British and American doctors are also experimenting with blood transfusion between animals. In 1666, the first successful blood transfusion between animals was performed.
In 1667, French physician Jean-Baptiste Denis performed 350 ml of sheep blood transfusion to a 16-year-old boy with severe blood loss. After the transfusion, the boy’s health was a little more stable, Jean said his method of blood transfusion was effective. Of course, human blood and sheep blood are incompatible, the boy was lucky to survive because the amount of sheep blood transfused into his body was not large enough.
Soon after, with the “success” of the first blood transfusion, Jean continued to perform a calf blood transfusion to a male patient with mental illness. He believes male patients with bad blood should be replaced with good blood. If transfused with blood from a gentle animal like a calf, this mentally disturbed patient will no longer have strange behaviors and attitudes.
However, after three blood transfusions, the patient developed symptoms of sweating, warm hands and armpits, kidney damage, dark urine, and died.
After the patient’s death, Dr Jean was found criminally responsible and blood transfusions were banned throughout France. Doctors and researchers also stopped transfusions until the 19th century.
In the 1800s, Dr. James Blundell discovered that blood can only be passed between animals of the same species. In 1818, he saved the life of a hemorrhagic woman after a blood transfusion from her husband. He also performed 10 other blood transfusions during this time, but found that the success rate was not high and it was luck. While some patients recover very quickly from a blood transfusion, others die within days.
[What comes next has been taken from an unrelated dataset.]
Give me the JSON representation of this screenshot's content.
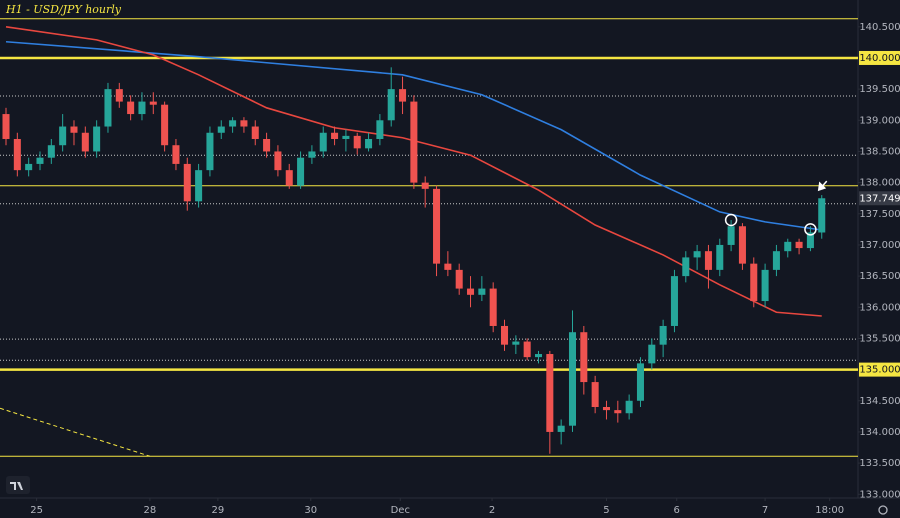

In 1901, Austrian scientist Karl Landsteiner marked a remarkable milestone in the history of medicine when he discovered that humans have three groups A, B, O, classified by antigens on the surface of red blood cells. At this point, scientists realized that the previous deaths had been caused by incompatible blood transfusion, causing blood clots, resulting in death. Getting the right blood group is very important. Karl Landsteiner has opened a new direction for hematology, the risk of death during the infusion has almost disappeared.
In 1916, after American Oswald Robertson demonstrated that blood could be stored and refrigerated, the number of transfusions increased dramatically. In the 1940s, hundreds of blood transfusions were performed every day, the number of blood banks was increasing. In recognition of his great contribution to medicine, Karl Landsteiner was awarded the Nobel Prize for Medicine in 1930.